Hakekat (dan Seni) versus Karya Obsesif *

Seni dan kesenian, ialah salah satu bagian kecil dari ranah kebudayaan dan peradaban manusia. Buah upaya seni dan kesenian itu hanya pelengkap awal ketika memulai memahami hakekat keberadaan alam semesta raya (terutama manusia). Tidak ada yang istimewa dari semua karya seni dan perhelatan kesenian apapun, kecuali menyengaja berolah-seni dan berkesenian demi menemui dan menjaga (siri) bukti hakekat (wujud / adam) segala-suatu (opo suwiji-suwiji). Bagi awam, seni bermanfaat bila didasari puja-puji Subhanaka Allohumma. Melalui seni dan kesenian melulu, khusus gerakan 'seni untuk seni', nyaris takkan dapat meraih pencapaian etika, logika, dan estetika; takkan sanggup membuktikan dan menyatakan (kesaksian) atas yang serba benar-baik-indah.

Tanpa menemu (weruh) hakekat kemestian segala-suatu, karya seni dan perjuangan berkesenian hanya bungkus indah, nyaman, atau sekedar gengsi 'pepesan' kosong, yang selalu perlu ditopang promo. Cuma menawarkan konsep beserta wadah, bungkus, atau kemasan ide / gagasan / makna tanpa isi (tan kasunyatan). Sayang, banyak orang-orang pada kecele, mereka jadi kumpulan buih tak siap dipecah ombak, yang hanya menyoal, meng-apresiasi, bahkan hanya membeli karya seni (baik tataran nilai intriksik maupun ekstrinsik wujud karya seni) secara fisik minus kesadaran illahiyah. Dan kesenian yang diharap sebagai peristiwa manusia menuju kesadaran hakiki, hanya menjadi sebuah gema hampa (tak memiliki ruang kesadaran / sengaja) -- itulah mengapa seni dan kesenian berlalu dan bergaya lagi setelah menjadi komoditas ekonomis belaka. Untuk perilaku satu ini, Sang Pemilik Sebab menegur keras para pekerja seni, diwakili dampratan terhadap penyair yang cuma berkeliaran dari lembah ke lembah tiada menemu yang dicari, berperikehidupan obsesif, naif, memuaskan diri tapi tak dapat terpuaskan.

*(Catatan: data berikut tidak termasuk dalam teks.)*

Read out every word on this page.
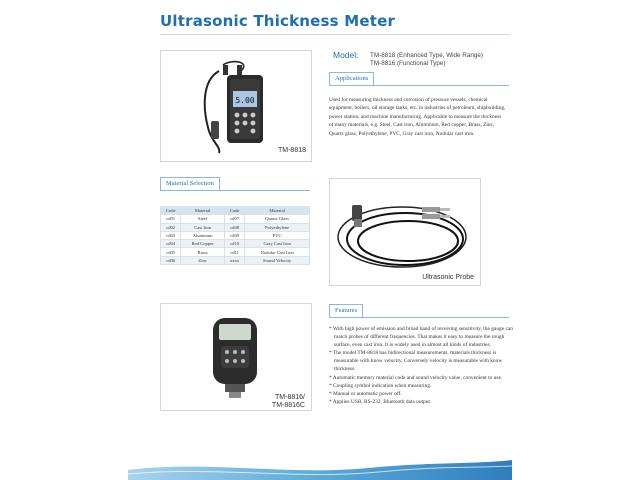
Ultrasonic Thickness Meter
5.00
TM-8818
Model: TM-8818 (Enhanced Type, Wide Range)
TM-8816 (Functional Type)
Applications
Used for measuring thickness and corrosion of pressure vessels, chemical equipment, boilers, oil storage tanks, etc. in industries of petroleum, shipbuilding, power station, and machine manufacturing. Applicable to measure the thickness of many materials, e.g. Steel, Cast iron, Aluminum, Red copper, Brass, Zinc, Quartz glass, Polyethylene, PVC, Gray cast iron, Nodular cast iron.
Material Selection
Code	Material	Code	Material
cd01	Steel	cd07	Quartz Glass
cd02	Cast Iron	cd08	Polyethylene
cd03	Aluminum	cd09	PVC
cd04	Red Copper	cd10	Gray Cast Iron
cd05	Brass	cd11	Nodular Cast Iron
cd06	Zinc	xxxx	Sound Velocity
Ultrasonic Probe
TM-8816/
TM-8816C
Features
* With high power of emission and broad band of receiving sensitivity, the gauge can match probes of different frequencies. That makes it easy to measure the rough surface, even cast iron. It is widely used in almost all kinds of industries.
* The model TM-8818 has bidirectional measurements, materials thickness is measurable with know velocity. Conversely velocity is measurable with know thickness.
* Automatic memory material code and sound velocity value, convenient to use.
* Coupling symbol indication when measuring.
* Manual or automatic power off.
* Applies USB, RS-232, Bluetooth data output.
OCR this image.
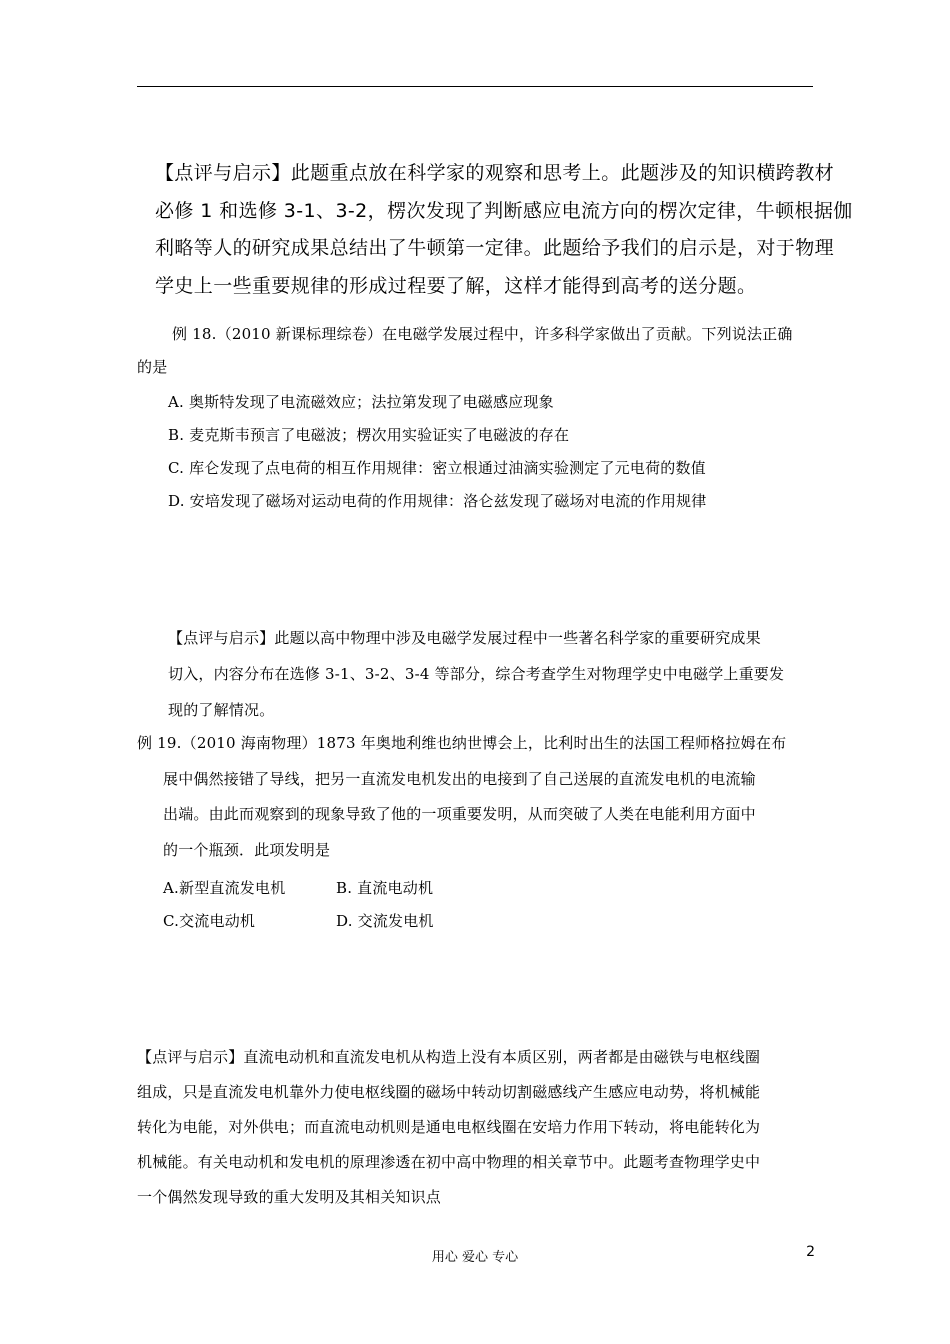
【点评与启示】此题重点放在科学家的观察和思考上。此题涉及的知识横跨教材
必修 1 和选修 3-1、3-2，楞次发现了判断感应电流方向的楞次定律，牛顿根据伽
利略等人的研究成果总结出了牛顿第一定律。此题给予我们的启示是，对于物理
学史上一些重要规律的形成过程要了解，这样才能得到高考的送分题。
例 18.（2010 新课标理综卷）在电磁学发展过程中，许多科学家做出了贡献。下列说法正确
的是
A. 奥斯特发现了电流磁效应；法拉第发现了电磁感应现象
B. 麦克斯韦预言了电磁波；楞次用实验证实了电磁波的存在
C. 库仑发现了点电荷的相互作用规律：密立根通过油滴实验测定了元电荷的数值
D. 安培发现了磁场对运动电荷的作用规律：洛仑兹发现了磁场对电流的作用规律
【点评与启示】此题以高中物理中涉及电磁学发展过程中一些著名科学家的重要研究成果
切入，内容分布在选修 3-1、3-2、3-4 等部分，综合考查学生对物理学史中电磁学上重要发
现的了解情况。
例 19.（2010 海南物理）1873 年奥地利维也纳世博会上，比利时出生的法国工程师格拉姆在布
展中偶然接错了导线，把另一直流发电机发出的电接到了自己送展的直流发电机的电流输
出端。由此而观察到的现象导致了他的一项重要发明，从而突破了人类在电能利用方面中
的一个瓶颈．此项发明是
A.新型直流发电机	B. 直流电动机
C.交流电动机	D. 交流发电机
【点评与启示】直流电动机和直流发电机从构造上没有本质区别，两者都是由磁铁与电枢线圈
组成，只是直流发电机靠外力使电枢线圈的磁场中转动切割磁感线产生感应电动势，将机械能
转化为电能，对外供电；而直流电动机则是通电电枢线圈在安培力作用下转动，将电能转化为
机械能。有关电动机和发电机的原理渗透在初中高中物理的相关章节中。此题考查物理学史中
一个偶然发现导致的重大发明及其相关知识点
用心 爱心 专心	2
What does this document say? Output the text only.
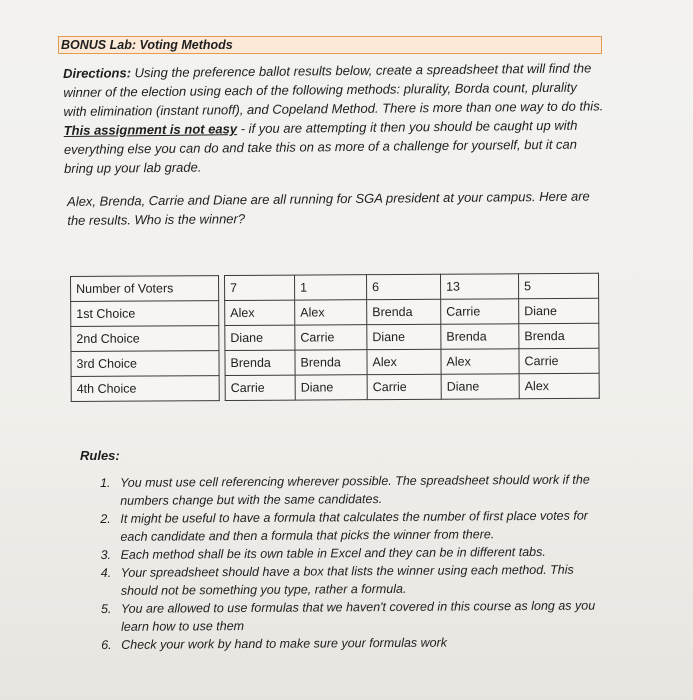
BONUS Lab: Voting Methods
Directions: Using the preference ballot results below, create a spreadsheet that will find the winner of the election using each of the following methods: plurality, Borda count, plurality with elimination (instant runoff), and Copeland Method. There is more than one way to do this. This assignment is not easy - if you are attempting it then you should be caught up with everything else you can do and take this on as more of a challenge for yourself, but it can bring up your lab grade.
Alex, Brenda, Carrie and Diane are all running for SGA president at your campus. Here are the results. Who is the winner?
Number of Voters		7	1	6	13	5
1st Choice		Alex	Alex	Brenda	Carrie	Diane
2nd Choice		Diane	Carrie	Diane	Brenda	Brenda
3rd Choice		Brenda	Brenda	Alex	Alex	Carrie
4th Choice		Carrie	Diane	Carrie	Diane	Alex
Rules:
1. You must use cell referencing wherever possible. The spreadsheet should work if the numbers change but with the same candidates.
2. It might be useful to have a formula that calculates the number of first place votes for each candidate and then a formula that picks the winner from there.
3. Each method shall be its own table in Excel and they can be in different tabs.
4. Your spreadsheet should have a box that lists the winner using each method. This should not be something you type, rather a formula.
5. You are allowed to use formulas that we haven't covered in this course as long as you learn how to use them
6. Check your work by hand to make sure your formulas work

Seni dan kesenian hanya menyentuh otoritas praktis sebagai jubah maupun jembatan sementara untuk sekedar membantu menjelaskan hakekat keberadaan (manusia pemimpin) alam semesta raya. Yang menjadi prioritas sebelum kesungguhan menggarap estetika adalah menemui hakekat penciptaan alam semesta raya, baru kemudian mengurusi / olah (ke)seni(an) sebagai salah satu medium komunikasi antar zaman bagi regenerasi manusia (insan kamil).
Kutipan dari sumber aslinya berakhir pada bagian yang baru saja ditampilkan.